Kabinet moet investeren in verbinding met regio

Met dank overgenomen van H.E. (Habtamu) de Hoop i, gepubliceerd op dinsdag 8 februari 2022.

De symboliek had niet treffender kunnen zijn. Terwijl het pas ingezworen kabinet zich opstelde voor de bordesfoto, stonden gedupeerde Groningers noodgedwongen urenlang opgesteld in de rij om kans te maken op een subsidie voor aardbevingsschade.

Een ongekend valse start die sterke twijfels oproept over het vermogen van dit kabinet om verder te denken dan de Randstad, en juist de nodige aandacht de vestigen op regio’s waar de leefbaarheid al decennia achteruitgaat.

Het coalitieakkoord bevestigt deze twijfels helaas. Het probleem van krimpregio’s wordt nauwelijks benoemd en er wordt geen begin gemaakt aan een oplossing. Er wordt gekozen voor een kilometerheffing die overal gelijk is. Mensen in Friesland of Zeeland die alleen met een auto op werk kunnen komen, betalen dan bijvoorbeeld hetzelfde tarief als op de overvolle A4 tussen Rotterdam en Den Haag, terwijl op dit traject elke 10 minuten een trein rijdt. Dat is asociaal en onlogisch.

Ik twijfel of dit kabinet verder kan denken dan de Randstad en de aandacht kan vestigen op regio's waar de leefbaarheid achteruitgaat.

De miljarden voor nieuwe wegen en spoorverbindingen zijn alleen bedoeld voor stedelijke gebieden om nieuwe woningen te kunnen bouwen. Er wordt niks gedaan aan regionale bereikbaarheid of de recente bezuinigingen die regionale vervoerders moesten doorvoeren in ruil voor coronasteun. Het enige gebaar dat wel is gemaakt, is een halfslachtige: voor de Lelylijn is minder dan de helft gereserveerd dan ProRail nodig heeft. Afgemeten in kilometers spoor vanuit Lelystad, wordt de eerste halte Heerenveen niet eens bereikt - investeren in Friesland en Groningen blijft toch moeilijk.

De consistentie en de vanzelfsprekendheid waarmee de regio over het hoofd wordt gezien, leidt tot een gevoel van verwaarlozing en wantrouwen richting de politiek.

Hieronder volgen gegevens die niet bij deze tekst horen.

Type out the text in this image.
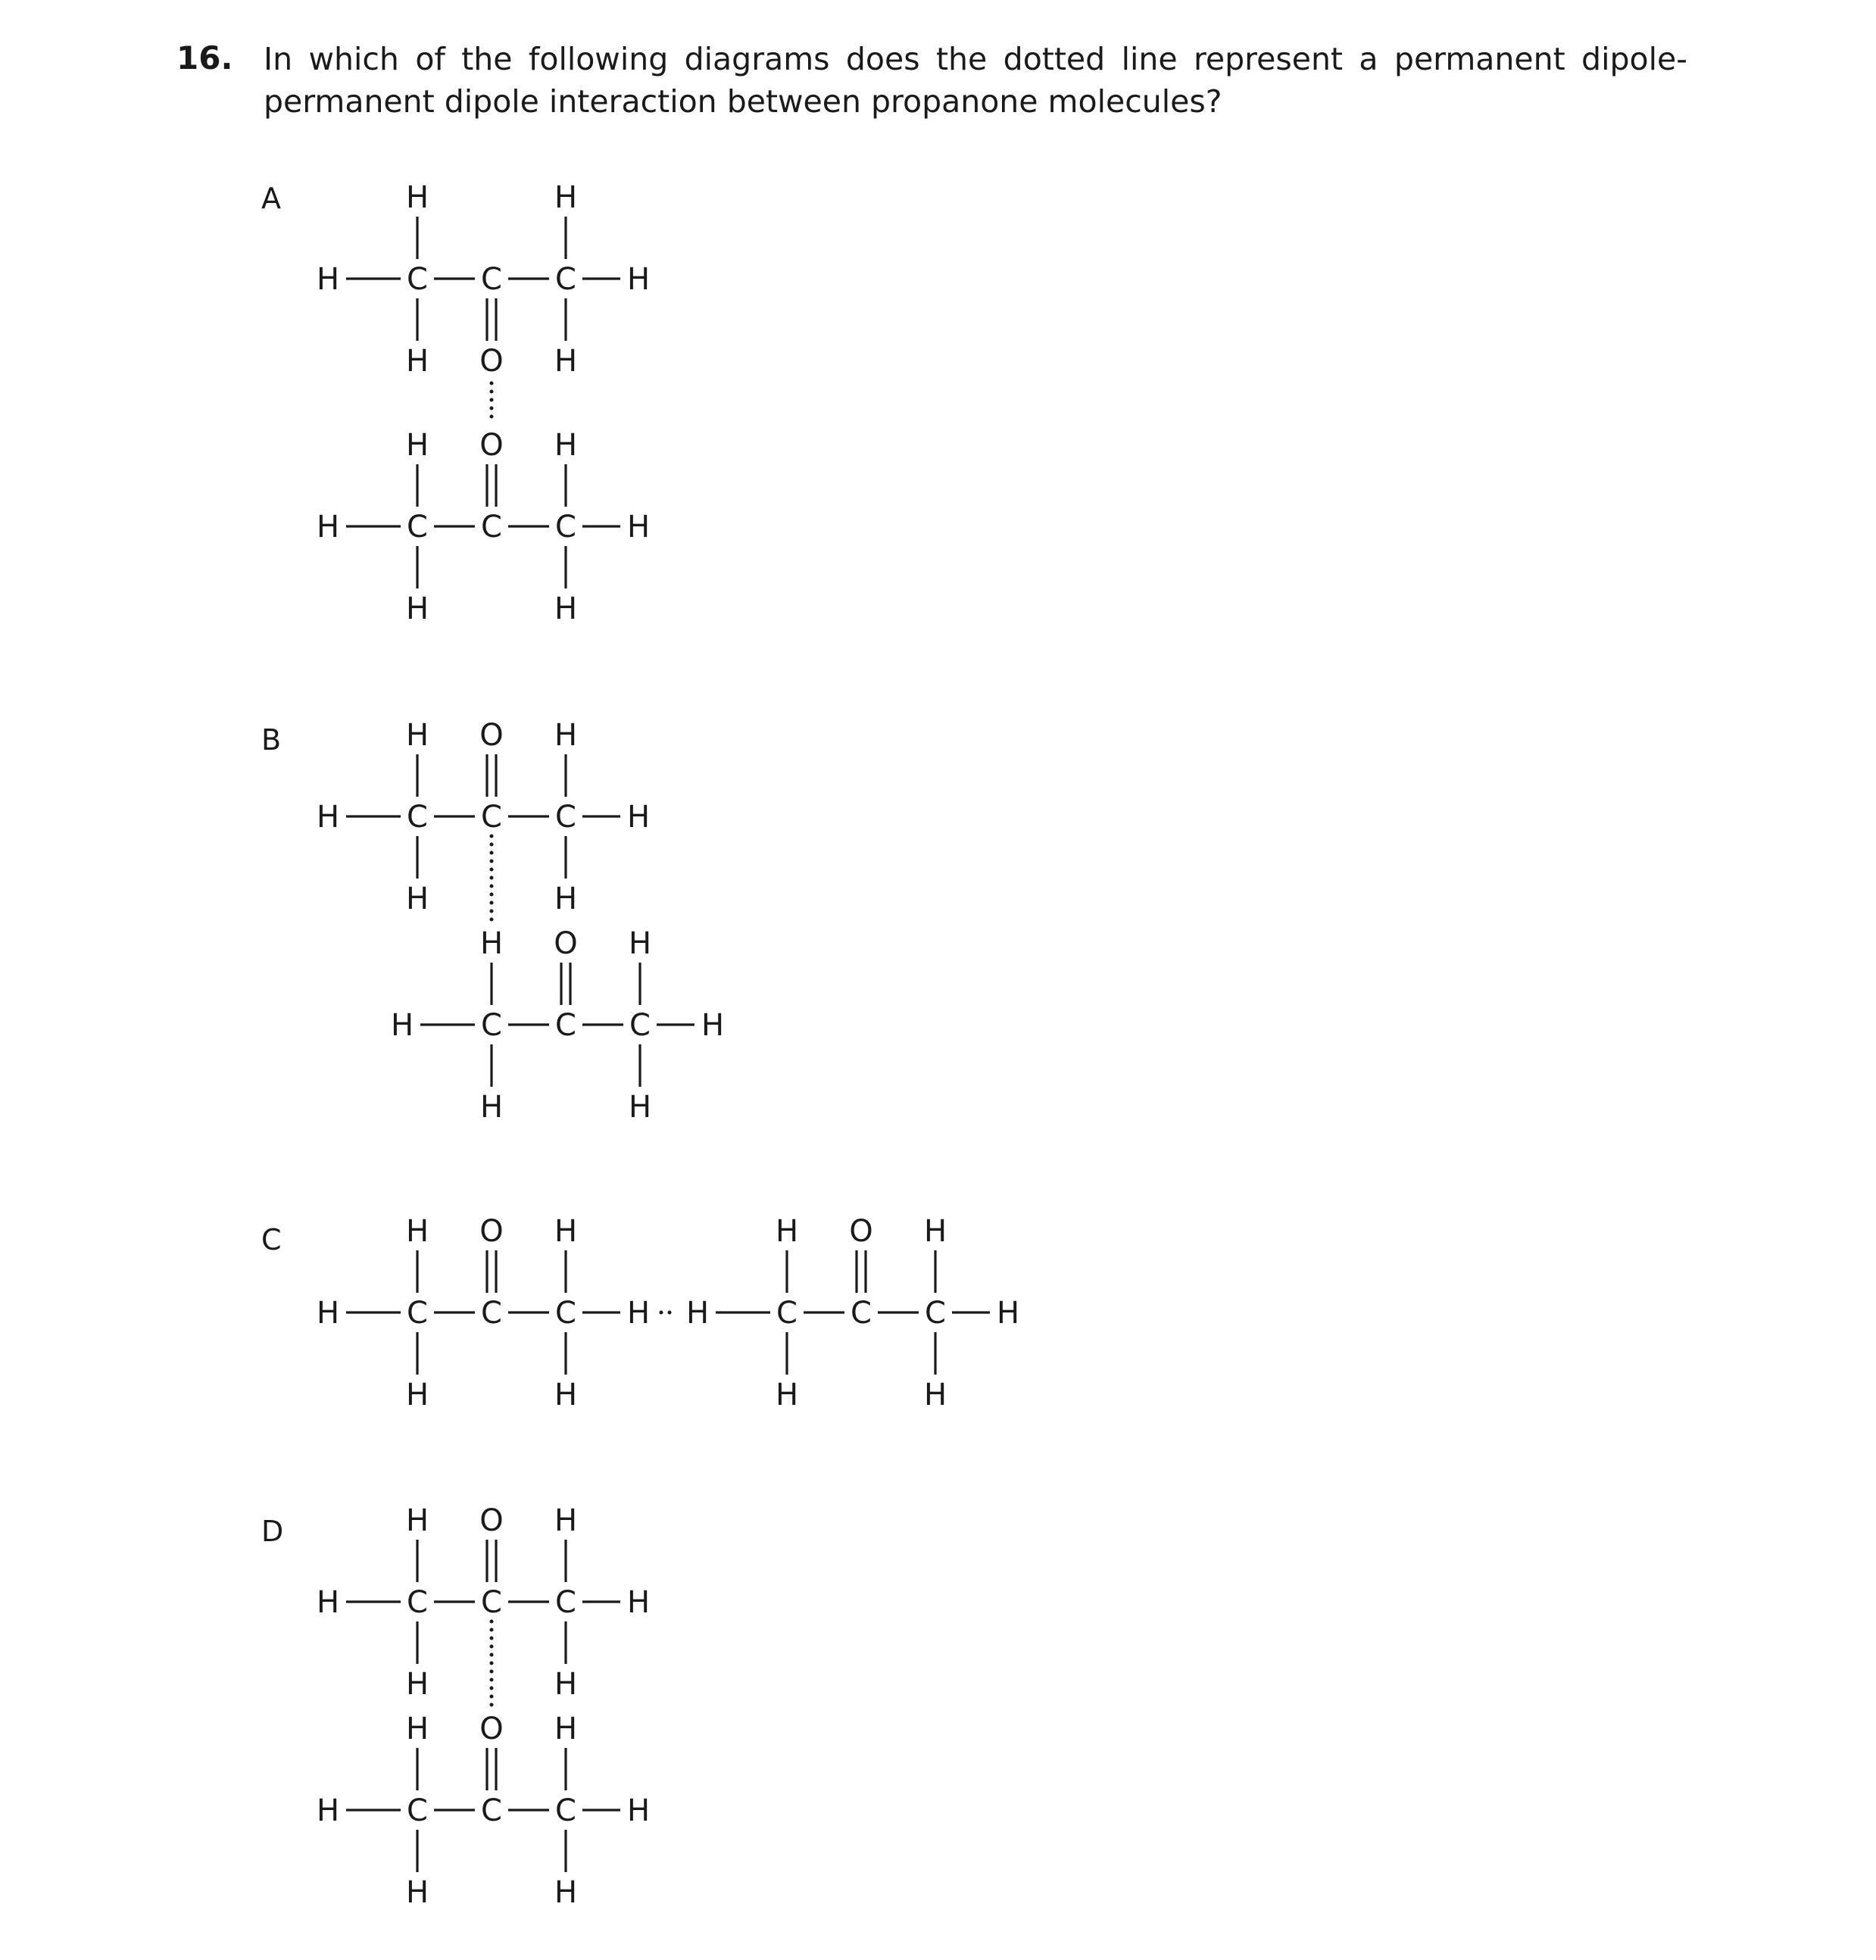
16. In which of the following diagrams does the dotted line represent a permanent dipole-permanent dipole interaction between propanone molecules?
A
B
C
D
H C C C H
H
H
H
H
O
H C C C H
H
H
H
H
O
H C C C H
H
H
H
H
O
H C C C H
H
H
H
H
O
H C C C H
H
H
H
H
O
H C C C H
H
H
H
H
O
H C C C H
H
H
H
H
O
H C C C H
H
H
H
H
O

Het is de consistentie en de vanzelfsprekendheid waarmee de regio over het hoofd wordt gezien, dat tot een gevoel van verwaarlozing en uiteindelijk wantrouwen richting de politiek leidt. Mensen haken af omdat de overheid uit het dorp verdwijnt. Het gevoel van achteruitgang als de jeugd uit het dorp trekt, bushaltes verdwijnen en winkelstraten steeds leger worden. Het feit dat medische zorg steeds verder van huis is en scholieren steeds verder moeten fietsen. Ik zie het ook in mijn eigen dorp Wommels, van waaruit ik driekwartier moest fietsen om mijn middelbare school te bereiken. De twee bushaltes in het dorp die er nog wel waren zijn recentelijk ook wegbezuinigd.

Het is tijd om de bereikbaarheid van publieke diensten als zorg, onderwijs en openbaar vervoer in dorpen te garanderen.

We mogen dit niet langer accepteren. Het is prachtig om in een hechte gemeenschap buiten de drukte van de stad te wonen, maar er is wel aandacht nodig voor de problemen die daar spelen. Met investeringen in publieke voorzieningen en goede trein- en busverbindingen, worden voorzieningen bereikbaarder en kunnen krimpregio’s veranderen in kansregio’s.

Dit vergt wel andere keuzes van het kabinet, waarbij bereikbaarheid van publieke diensten als zorg, onderwijs en openbaar vervoer als recht geldt met een principieel minimumniveau om de leefbaarheid in dorpen te garanderen. Want als efficiëntie een noodzakelijke voorwaarde voor een investering blijft, wordt de negatieve spiraal van meer krimp en minder voorzieningen nooit doorbroken.